California is a laboratory for oppressive and ineffective gun control. And, for the most part, the proponents of these measures have kept up the charade that they are aimed at reducing crime, accidents, or suicides. But now some activists are becoming emboldened to drop the pretense and to admit they simply want to do away with guns entirely. California Senate Bill 637 is a case in point. It is the sort of end-stage gun control that doesn’t even attempt to distinguish between the bad actors and the law-abiding and simply seeks to suppress firearm-related activity as such. The point of the bill, introduced by Sen. Dave Min (D-37), is nothing less than to end firearm-related commerce in the Golden State.
As described by its sponsor, SB 637 would require “every aspect” of California’s sprawling portfolio of public spending – including municipal bonds, capital projects, investments, pension systems, and more – to “cut off business with any banks or lenders with business customers that manufacture firearms.”

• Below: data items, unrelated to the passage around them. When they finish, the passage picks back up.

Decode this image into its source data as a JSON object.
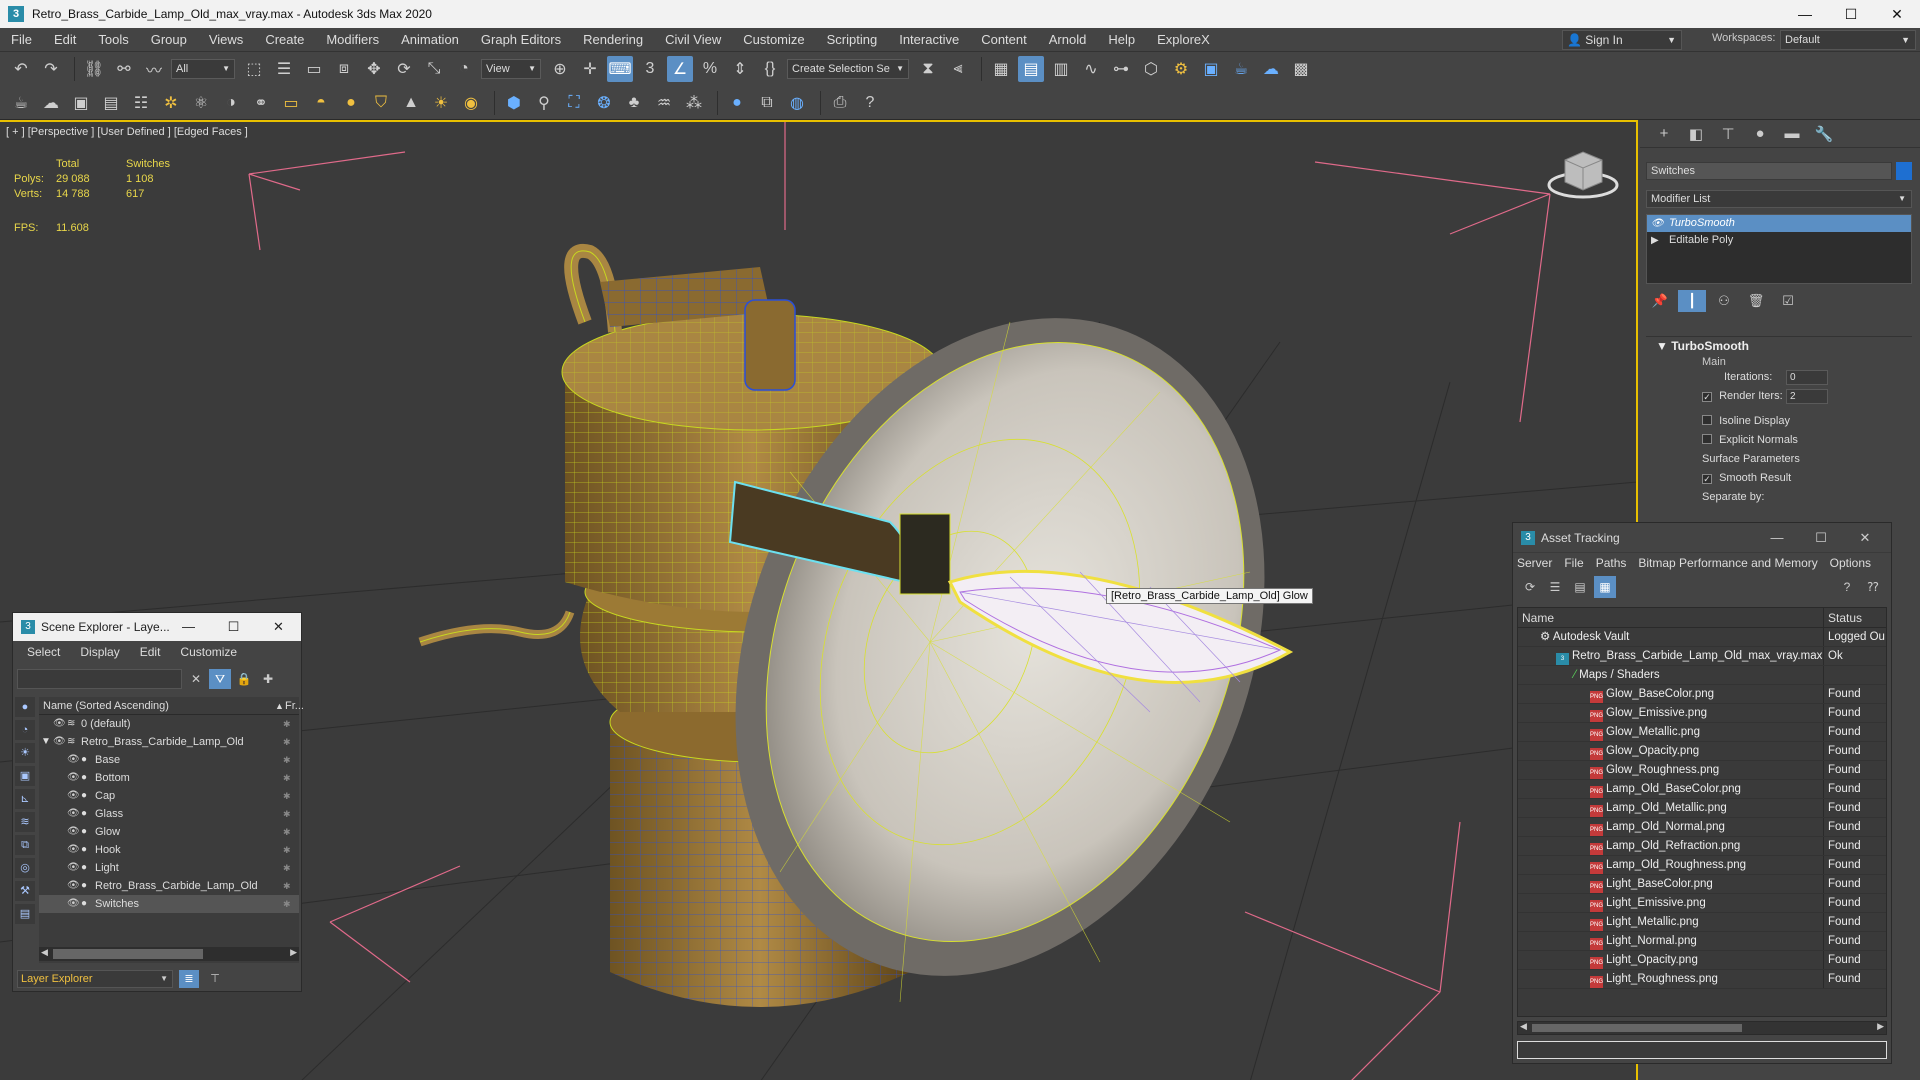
{
  "window": {
    "title": "Retro_Brass_Carbide_Lamp_Old_max_vray.max - Autodesk 3ds Max 2020",
    "app_icon": "3",
    "minimize": "—",
    "maximize": "☐",
    "close": "✕"
  },
  "menu": {
    "items": [
      "File",
      "Edit",
      "Tools",
      "Group",
      "Views",
      "Create",
      "Modifiers",
      "Animation",
      "Graph Editors",
      "Rendering",
      "Civil View",
      "Customize",
      "Scripting",
      "Interactive",
      "Content",
      "Arnold",
      "Help",
      "ExploreX"
    ],
    "signin": "Sign In",
    "workspaces_label": "Workspaces:",
    "workspaces_value": "Default"
  },
  "toolbar": {
    "filter_value": "All",
    "refcoord_value": "View",
    "selection_set_placeholder": "Create Selection Se",
    "snap_label": "3"
  },
  "viewport": {
    "label": "[ + ] [Perspective ] [User Defined ] [Edged Faces ]",
    "stats": {
      "header_total": "Total",
      "header_selected": "Switches",
      "polys_label": "Polys:",
      "polys_total": "29 088",
      "polys_selected": "1 108",
      "verts_label": "Verts:",
      "verts_total": "14 788",
      "verts_selected": "617",
      "fps_label": "FPS:",
      "fps_value": "11.608"
    },
    "tooltip": "[Retro_Brass_Carbide_Lamp_Old] Glow"
  },
  "command_panel": {
    "object_name": "Switches",
    "object_color": "#1e6fd1",
    "modifier_list_label": "Modifier List",
    "stack": [
      {
        "label": "TurboSmooth",
        "selected": true
      },
      {
        "label": "Editable Poly",
        "selected": false
      }
    ],
    "rollout": {
      "title": "TurboSmooth",
      "main_label": "Main",
      "iterations_label": "Iterations:",
      "iterations_value": "0",
      "render_iters_label": "Render Iters:",
      "render_iters_value": "2",
      "isoline_label": "Isoline Display",
      "explicit_normals_label": "Explicit Normals",
      "surface_params_label": "Surface Parameters",
      "smooth_result_label": "Smooth Result",
      "separate_by_label": "Separate by:"
    }
  },
  "asset_tracking": {
    "title": "Asset Tracking",
    "menu": [
      "Server",
      "File",
      "Paths",
      "Bitmap Performance and Memory"
    ],
    "options": "Options",
    "col_name": "Name",
    "col_status": "Status",
    "vault": {
      "name": "Autodesk Vault",
      "status": "Logged Ou"
    },
    "scene_file": {
      "name": "Retro_Brass_Carbide_Lamp_Old_max_vray.max",
      "status": "Ok"
    },
    "maps_folder": "Maps / Shaders",
    "files": [
      {
        "name": "Glow_BaseColor.png",
        "status": "Found"
      },
      {
        "name": "Glow_Emissive.png",
        "status": "Found"
      },
      {
        "name": "Glow_Metallic.png",
        "status": "Found"
      },
      {
        "name": "Glow_Opacity.png",
        "status": "Found"
      },
      {
        "name": "Glow_Roughness.png",
        "status": "Found"
      },
      {
        "name": "Lamp_Old_BaseColor.png",
        "status": "Found"
      },
      {
        "name": "Lamp_Old_Metallic.png",
        "status": "Found"
      },
      {
        "name": "Lamp_Old_Normal.png",
        "status": "Found"
      },
      {
        "name": "Lamp_Old_Refraction.png",
        "status": "Found"
      },
      {
        "name": "Lamp_Old_Roughness.png",
        "status": "Found"
      },
      {
        "name": "Light_BaseColor.png",
        "status": "Found"
      },
      {
        "name": "Light_Emissive.png",
        "status": "Found"
      },
      {
        "name": "Light_Metallic.png",
        "status": "Found"
      },
      {
        "name": "Light_Normal.png",
        "status": "Found"
      },
      {
        "name": "Light_Opacity.png",
        "status": "Found"
      },
      {
        "name": "Light_Roughness.png",
        "status": "Found"
      }
    ],
    "png_badge": "PNG"
  },
  "scene_explorer": {
    "title": "Scene Explorer - Laye...",
    "menu": [
      "Select",
      "Display",
      "Edit",
      "Customize"
    ],
    "col_name": "Name (Sorted Ascending)",
    "col_frozen": "Fr...",
    "rows": [
      {
        "label": "0 (default)",
        "level": 1
      },
      {
        "label": "Retro_Brass_Carbide_Lamp_Old",
        "level": 1
      },
      {
        "label": "Base",
        "level": 2
      },
      {
        "label": "Bottom",
        "level": 2
      },
      {
        "label": "Cap",
        "level": 2
      },
      {
        "label": "Glass",
        "level": 2
      },
      {
        "label": "Glow",
        "level": 2
      },
      {
        "label": "Hook",
        "level": 2
      },
      {
        "label": "Light",
        "level": 2
      },
      {
        "label": "Retro_Brass_Carbide_Lamp_Old",
        "level": 2
      },
      {
        "label": "Switches",
        "level": 2
      }
    ],
    "layer_dropdown": "Layer Explorer"
  }
}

Note that the bill is not aimed at banks that launder money for illegal firearm traffickers. Nor does it limit itself to circumstances involving manufacturers that, while otherwise legal, produce any of the ever-increasing types of firearms that are prohibited from sale or possession in California.

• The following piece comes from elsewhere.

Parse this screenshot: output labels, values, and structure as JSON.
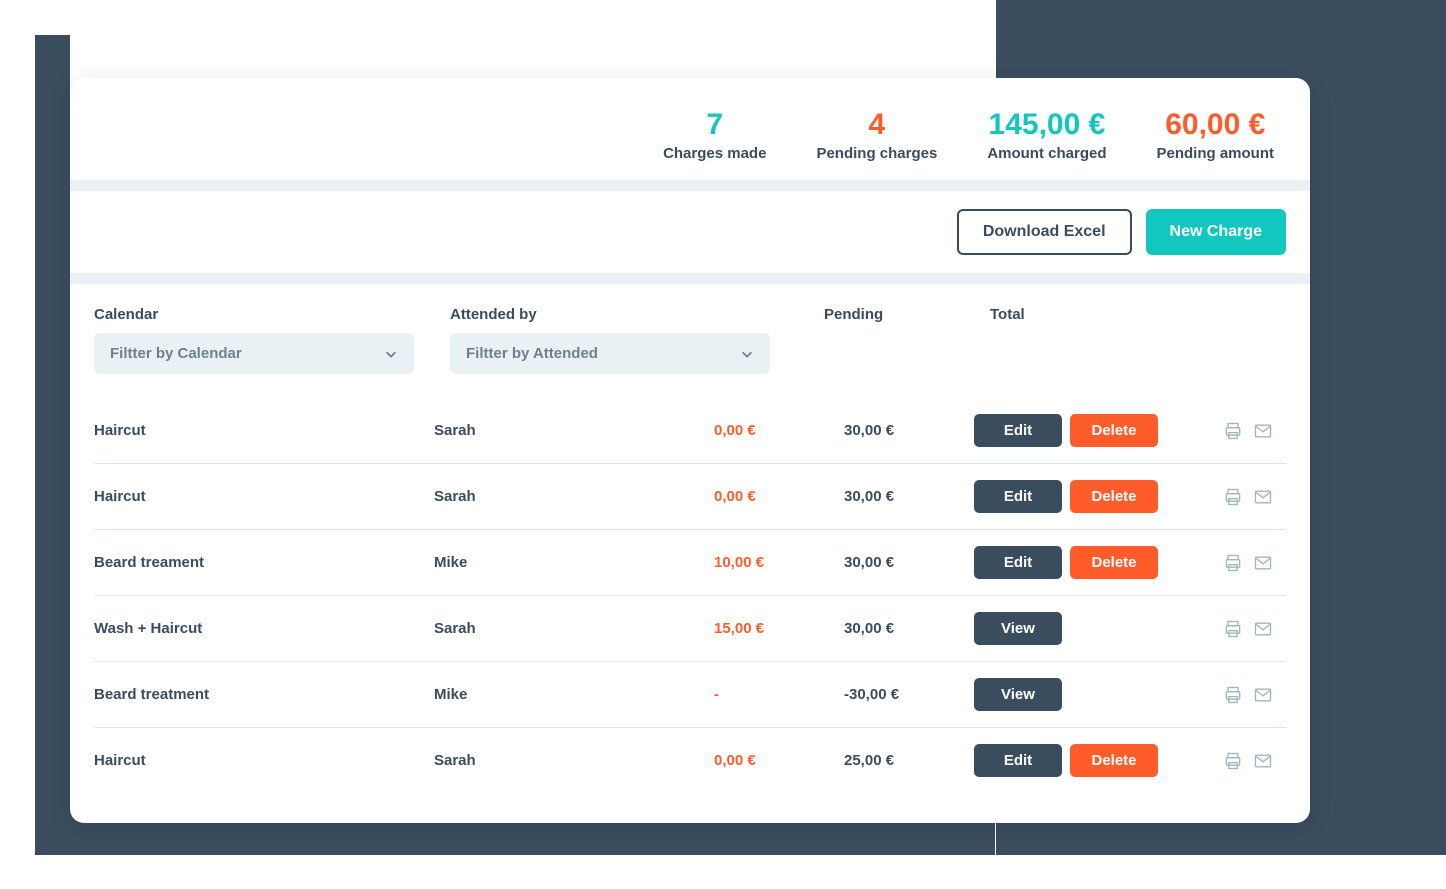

Indeed, the bill is expressly aimed at manufacturers with above-board banking relationships, exactly the type that could survive the “risk management” scrutiny of the banks themselves, which itself is no easy task after Operation Choke Point and similar efforts sought to make firearm-related commerce toxic. Any such bank, no matter what level of due diligence it applied to those relationships or how scrupulously managed and law-abiding the firearm manufacturer itself happened to be, would be punished by the state for participating in this sector of lawful, constitutionally-protected commerce.
Simply put, the bill would isolate and segregate firearm manufacturers out of the innumerable types of lawful businesses operating in California and REQUIRE banks to discriminate against them or face grave financial consequences and perhaps even shareholder actions for breach of fiduciary duty.
According to a press release announcing the bill, “the state manages $3.1 trillion in banking transactions within a fiscal year.” Wikipedia describes California as having “the largest sub-national economy in the world,” with a nominal GDP that is exceeded only by four entire nations. Meanwhile, California has been cited as having the most burdensome tax structure in America. Its per capita state and local spending has also been ranked as the 6th highest in the nation. It is therefore unlikely that any bank operating in California could or would be willing to forgo any sort of business relationship with the state, merely to continue servicing its gun manufacturing clients.
Min himself was not coy about his intentions in announcing the bill, stating it would “force Wall Street to make a choice between the blood money offered by the gun industry and doing business with the State of California.” He also said it would send a “strong market signal that the State of California will not, either directly or indirectly, finance gun violence.”
It is telling that doing business with lawful gun manufacturers is indistinguishable in Min’s mind with financing “gun violence.” California gun owners and gun businesses have been hearing for years that additional burdens on their rights and livelihoods are necessary to enhance public safety. But having achieved the most gun-controlled state in the nation is not enough for the likes of Dave Min. Now, extremists like him are forced to admit they simply want to stamp out the firearm industry altogether.
Meanwhile, pro-gun states like Texas are taking affirmative action to combat discrimination against lawful, financially-sound businesses in the firearm industry. Banks that have caved to anti-gun politics are starting to experience real consequences in the Lone Star State, with Citigroup recently having been disqualified from a $3.4 billion municipal bond deal over its own refusal to conduct business with law-abiding members of the firearm industry. Similar legislation is now pending in Congress.
To date, it is not clear that Min’s bill is attracting much support, even among the firearm prohibitionists who compose the majority of the California State Legislature. But its very introduction does indeed send a “strong signal” that given the chance, gun controllers would end lawful firearm sales entirely.
The NRA, for its part, doesn’t intend to give them that chance and will oppose this and any other legislation that seeks to cripple the industries that serve America’s law-abiding gun owners.